NEW DELHI: The Australian government's move to clear Muhammad Haneef of all charges of supporting terrorism is a "diplomatic success", say officials in the ministry of external affairs who have been batting for "fair and just treatment" of the India doctor. 

"It's a diplomatic success. We wanted to ensure that Haneef got justice and was acquitted of terror charges if no evidence is found against him," official sources told, as news came in that charges against the doctor had been dropped.  

"We did all we could. The Indian High Commission sought consular access and assisted the family in getting legal assistance. At every stage, we expressed concerns that Haneef was treated justly and fairly," the source said.
Minister of State for External Affairs E. Ahamed captured the mood aptly.

"We are happy that an Indian citizen has been absolved of charges of supporting terrorism. The government has been extending all possible support to him," Ahamed told.

India will now request the Australian government to grant Haneef a "regular visa", said Ahamed.

In fact, it was Prime Minister Manmohan Singh who defined the Indian response towards the initial disclosure about the alleged involvement of India-born Muslims in the foiled June 30 British bombings.

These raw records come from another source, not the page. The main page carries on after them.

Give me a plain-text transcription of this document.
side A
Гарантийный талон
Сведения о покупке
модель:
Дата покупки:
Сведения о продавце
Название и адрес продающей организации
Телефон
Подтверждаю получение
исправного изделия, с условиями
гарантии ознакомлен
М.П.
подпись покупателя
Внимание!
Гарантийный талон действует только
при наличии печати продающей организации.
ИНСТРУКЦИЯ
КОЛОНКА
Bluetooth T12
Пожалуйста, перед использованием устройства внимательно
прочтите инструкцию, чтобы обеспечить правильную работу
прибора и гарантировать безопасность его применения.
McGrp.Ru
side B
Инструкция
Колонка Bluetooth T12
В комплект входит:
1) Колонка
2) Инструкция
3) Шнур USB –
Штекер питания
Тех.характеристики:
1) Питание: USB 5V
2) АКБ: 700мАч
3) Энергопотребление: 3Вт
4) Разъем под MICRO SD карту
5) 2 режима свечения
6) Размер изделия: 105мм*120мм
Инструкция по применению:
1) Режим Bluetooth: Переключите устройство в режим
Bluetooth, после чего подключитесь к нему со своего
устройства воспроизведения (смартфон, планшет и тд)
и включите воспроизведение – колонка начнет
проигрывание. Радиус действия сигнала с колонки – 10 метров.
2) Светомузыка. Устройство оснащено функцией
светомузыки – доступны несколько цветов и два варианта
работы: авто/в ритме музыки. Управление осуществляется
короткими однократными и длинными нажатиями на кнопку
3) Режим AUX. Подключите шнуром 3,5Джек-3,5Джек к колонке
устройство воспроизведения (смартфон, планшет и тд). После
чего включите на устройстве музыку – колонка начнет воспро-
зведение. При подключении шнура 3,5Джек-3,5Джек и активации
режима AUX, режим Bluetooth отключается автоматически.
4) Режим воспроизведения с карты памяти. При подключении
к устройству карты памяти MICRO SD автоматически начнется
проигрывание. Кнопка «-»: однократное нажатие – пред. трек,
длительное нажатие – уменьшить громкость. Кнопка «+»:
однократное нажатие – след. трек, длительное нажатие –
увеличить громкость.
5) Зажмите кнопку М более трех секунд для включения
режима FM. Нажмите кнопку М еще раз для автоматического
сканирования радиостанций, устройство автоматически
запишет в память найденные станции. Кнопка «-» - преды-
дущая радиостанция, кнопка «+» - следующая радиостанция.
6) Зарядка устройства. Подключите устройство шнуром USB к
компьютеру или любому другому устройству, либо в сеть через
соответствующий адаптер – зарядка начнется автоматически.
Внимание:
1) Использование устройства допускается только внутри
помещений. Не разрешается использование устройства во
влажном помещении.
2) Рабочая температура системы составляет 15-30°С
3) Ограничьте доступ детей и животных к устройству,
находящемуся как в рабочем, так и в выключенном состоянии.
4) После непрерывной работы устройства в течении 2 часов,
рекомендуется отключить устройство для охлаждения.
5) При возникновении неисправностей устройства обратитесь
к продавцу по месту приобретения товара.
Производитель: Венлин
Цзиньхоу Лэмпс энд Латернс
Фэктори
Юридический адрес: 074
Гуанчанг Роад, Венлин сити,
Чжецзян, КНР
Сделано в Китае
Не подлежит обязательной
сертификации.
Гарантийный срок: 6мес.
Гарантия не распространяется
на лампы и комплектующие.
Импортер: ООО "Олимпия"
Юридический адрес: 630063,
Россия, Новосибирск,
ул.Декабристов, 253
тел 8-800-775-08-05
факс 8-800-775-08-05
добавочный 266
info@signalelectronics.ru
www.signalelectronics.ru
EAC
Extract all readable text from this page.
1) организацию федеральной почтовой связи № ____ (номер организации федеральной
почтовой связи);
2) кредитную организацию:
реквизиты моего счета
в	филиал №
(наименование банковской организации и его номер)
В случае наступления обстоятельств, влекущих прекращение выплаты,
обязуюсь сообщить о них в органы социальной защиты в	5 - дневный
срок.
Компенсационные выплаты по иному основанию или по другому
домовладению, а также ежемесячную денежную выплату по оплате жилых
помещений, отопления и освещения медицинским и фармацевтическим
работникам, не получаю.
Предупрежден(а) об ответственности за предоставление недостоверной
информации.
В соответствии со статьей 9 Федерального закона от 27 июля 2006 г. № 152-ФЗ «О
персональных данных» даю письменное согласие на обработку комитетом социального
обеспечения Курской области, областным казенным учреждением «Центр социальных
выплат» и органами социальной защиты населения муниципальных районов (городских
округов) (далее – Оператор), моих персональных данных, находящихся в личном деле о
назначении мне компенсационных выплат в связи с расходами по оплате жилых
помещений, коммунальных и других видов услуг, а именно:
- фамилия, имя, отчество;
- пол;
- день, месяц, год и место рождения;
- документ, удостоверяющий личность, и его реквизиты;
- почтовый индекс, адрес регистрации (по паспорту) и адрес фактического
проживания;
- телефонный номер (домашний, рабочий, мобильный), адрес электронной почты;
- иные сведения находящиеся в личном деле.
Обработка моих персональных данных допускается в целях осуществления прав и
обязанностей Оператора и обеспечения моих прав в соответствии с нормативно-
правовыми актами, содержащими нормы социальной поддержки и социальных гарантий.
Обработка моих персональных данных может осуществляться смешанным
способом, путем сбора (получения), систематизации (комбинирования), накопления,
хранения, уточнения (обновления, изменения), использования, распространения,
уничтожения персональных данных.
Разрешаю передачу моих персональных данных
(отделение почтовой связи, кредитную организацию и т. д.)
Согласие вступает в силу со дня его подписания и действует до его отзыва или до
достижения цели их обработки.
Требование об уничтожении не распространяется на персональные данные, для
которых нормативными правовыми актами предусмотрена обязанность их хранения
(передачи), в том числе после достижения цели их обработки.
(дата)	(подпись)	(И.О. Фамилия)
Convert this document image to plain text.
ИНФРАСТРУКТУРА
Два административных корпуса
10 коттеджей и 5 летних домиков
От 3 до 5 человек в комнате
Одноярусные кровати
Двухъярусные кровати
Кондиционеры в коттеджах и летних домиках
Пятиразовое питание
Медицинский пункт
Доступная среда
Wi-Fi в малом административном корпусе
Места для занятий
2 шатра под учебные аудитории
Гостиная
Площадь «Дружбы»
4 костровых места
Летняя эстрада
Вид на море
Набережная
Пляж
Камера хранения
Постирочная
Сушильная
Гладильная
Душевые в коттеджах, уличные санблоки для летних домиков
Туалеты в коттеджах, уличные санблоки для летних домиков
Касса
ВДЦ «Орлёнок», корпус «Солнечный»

His confession that he had a "sleepless night" watching the trauma of families of the suspects on TV and his warning against any racial profiling was a clear message that New Delhi would ensure that the case was tried strictly on its merits and not on any extraneous grounds.

When an Australian police officer flew to India early on to ferret out Haneef's past and connections, Indian authorities made it clear they would not extend any cooperation unless his request came through "proper channels".

In Haneef's case, arrested July 2 in Brisbane, the government kept a close watch on the situation, but got serious only after his visa was revoked at the last moment July 16. Two days later, he was detained in solitary confinement in Brisbane on what looked like frivolous grounds. 

After a fortnight, he was only charged with "recklessly" supporting terrorism for leaving the SIM card of his mobile with his Britain-based cousin Sabeel before coming to Australia. 
South Block was quick to react, putting Australian authorities on notice that all efforts should be made to ensure "fair and just treatment" for Haneef.

The government conveyed its concerns to both the Australian High Commission here and in Canberra.

The Indian High Commission in Canberra also assisted the family of Haneef in arranging legal assistance for him.
On July 17, Australian High Commissioner John McCarthy was summoned by the external affairs ministry and was reminded again that New Delhi expected Canberra to ensure just treatment of Haneef while in detention.      

All this put Australia on the defensive. Two days later, Australian Foreign Minister Alexander Downer called External Affairs Minister Pranab Mukherjee and tried to explain Canberra's position. Mukherjee reiterated concerns of the Indian government and people that "Haneef be treated fairly and justly under Australian law".

The two ministers also agreed to conclude a mutual legal assistance treaty, which is considered a prelude to an extradition treaty.

All this while, the Indian High Commission in Canberra kept a close watch on all developments related to the Haneef case and offered help to his family whenever required.